Q. I haven’t got judgment yet and I am concerned that the debtor is disposing of his/her property.
A. If you are concerned that a debtor is disposing of his/her property, it is prudent to make an interlocutory application as a matter of urgency to stop the property being disposed of, or to stop the debtor from leaving a certain jurisdiction. An interlocutory application is an application made to the court before a hearing. It is usually made by filing a notice of motion in the court, which is served on all the parties involved, and then presenting a motion (oral argument) in court.
Q. What is a statutory demand?
A. A statutory demand is a document that may be served on a company (and not an individual) demanding the repayment of a debt. The debt must be $2,000.00 or more. The statutory demand must be accompanied by an affidavit.
Before issuing a statutory demand, readers are advised to seek legal advice, as there are particular requirements of a technical and legal nature for a statutory demand. Costs implications arise if a statutory demand is issued improperly.
If a properly issued statutory demand is served, the company must apply to have the demand set aside or pay the outstanding amount. Failure to do so is treated as an act of insolvency and the company may be wound up.
Q. I am trying to serve a debtor but he/she has been avoiding service. What can I do?
A. Sometimes, serving a debtor is the most difficult part of the process. It is usually a requirement that an individual debtor be served personally (i.e., in person and not by post or by some other means).
However, where you can demonstrate to the court that it is reasonably likely that the document that you were trying to serve would be brought to the attention of the debtor if it is left at a certain place, or given to a certain person, the court will grant you an order for substitute service. Such an order will allow you to serve the debtor through means other than personal service.
Q. Am I entitled to interest and legal costs if I recover a debt through the court process?
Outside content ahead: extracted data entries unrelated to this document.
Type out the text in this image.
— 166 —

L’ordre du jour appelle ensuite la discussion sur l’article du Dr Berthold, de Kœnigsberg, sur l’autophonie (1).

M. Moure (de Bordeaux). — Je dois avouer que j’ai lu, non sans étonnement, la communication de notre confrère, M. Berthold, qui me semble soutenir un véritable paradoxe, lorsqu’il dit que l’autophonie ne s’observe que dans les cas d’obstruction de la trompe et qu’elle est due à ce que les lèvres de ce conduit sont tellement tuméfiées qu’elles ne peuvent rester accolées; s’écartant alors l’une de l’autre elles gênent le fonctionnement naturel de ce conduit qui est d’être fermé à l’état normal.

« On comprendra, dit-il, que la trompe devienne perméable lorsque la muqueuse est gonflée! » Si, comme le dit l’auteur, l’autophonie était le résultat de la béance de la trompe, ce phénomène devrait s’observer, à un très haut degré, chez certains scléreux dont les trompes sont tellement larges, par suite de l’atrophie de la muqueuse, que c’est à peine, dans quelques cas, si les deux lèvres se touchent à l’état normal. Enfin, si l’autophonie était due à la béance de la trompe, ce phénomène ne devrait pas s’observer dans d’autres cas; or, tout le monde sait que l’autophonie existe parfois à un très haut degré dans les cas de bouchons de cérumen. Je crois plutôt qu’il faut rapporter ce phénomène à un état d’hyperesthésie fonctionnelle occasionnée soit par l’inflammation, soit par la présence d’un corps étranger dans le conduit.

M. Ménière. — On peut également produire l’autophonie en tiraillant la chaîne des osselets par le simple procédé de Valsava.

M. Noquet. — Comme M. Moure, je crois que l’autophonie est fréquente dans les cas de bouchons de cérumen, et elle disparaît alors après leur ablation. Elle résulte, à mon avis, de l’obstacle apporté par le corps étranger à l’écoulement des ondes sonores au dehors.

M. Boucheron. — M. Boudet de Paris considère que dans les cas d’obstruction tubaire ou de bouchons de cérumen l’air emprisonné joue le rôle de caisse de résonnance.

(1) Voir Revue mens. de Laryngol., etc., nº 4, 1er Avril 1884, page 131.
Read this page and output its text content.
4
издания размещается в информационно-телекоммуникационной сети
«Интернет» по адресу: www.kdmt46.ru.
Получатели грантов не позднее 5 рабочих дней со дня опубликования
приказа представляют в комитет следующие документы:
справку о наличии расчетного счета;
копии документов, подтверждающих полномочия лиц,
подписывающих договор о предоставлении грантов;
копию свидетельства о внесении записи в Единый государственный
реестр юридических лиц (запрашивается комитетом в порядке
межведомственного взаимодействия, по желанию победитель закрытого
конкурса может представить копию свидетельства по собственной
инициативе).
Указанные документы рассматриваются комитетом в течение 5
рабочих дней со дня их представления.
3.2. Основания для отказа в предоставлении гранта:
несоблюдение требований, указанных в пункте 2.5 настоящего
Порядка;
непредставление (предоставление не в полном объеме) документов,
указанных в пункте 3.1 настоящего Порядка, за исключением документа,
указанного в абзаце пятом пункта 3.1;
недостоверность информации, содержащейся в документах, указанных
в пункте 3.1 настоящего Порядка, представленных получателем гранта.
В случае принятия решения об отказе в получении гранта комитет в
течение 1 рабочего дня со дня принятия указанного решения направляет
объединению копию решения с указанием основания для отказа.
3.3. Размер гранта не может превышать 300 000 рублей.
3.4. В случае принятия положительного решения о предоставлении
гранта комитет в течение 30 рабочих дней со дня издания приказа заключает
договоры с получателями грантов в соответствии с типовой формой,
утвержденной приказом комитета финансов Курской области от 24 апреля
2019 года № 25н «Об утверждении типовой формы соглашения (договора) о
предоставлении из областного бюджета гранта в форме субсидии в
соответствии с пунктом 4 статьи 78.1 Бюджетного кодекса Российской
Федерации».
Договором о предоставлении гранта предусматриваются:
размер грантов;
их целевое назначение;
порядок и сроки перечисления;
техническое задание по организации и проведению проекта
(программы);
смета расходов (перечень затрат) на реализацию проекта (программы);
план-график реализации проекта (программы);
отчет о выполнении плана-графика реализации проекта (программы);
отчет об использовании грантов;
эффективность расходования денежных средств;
A. Legal costs include such things as filing fees, service fees and fees charged by your solicitor.
Generally, a creditor that brings a successful claim is entitled to recover both interest and costs. The amount of costs that a successful creditor is able to recover is usually less than 100% of the total legal costs.
Where a matter is brought before the ACT Civil and Administrative Tribunal, a successful creditor is likely to be awarded only a very small amount of costs (if any), but will be awarded interest.
The Supreme Court currently allows pre-judgment interest at 9% and post-judgment interest at 11%, but this is subject to change.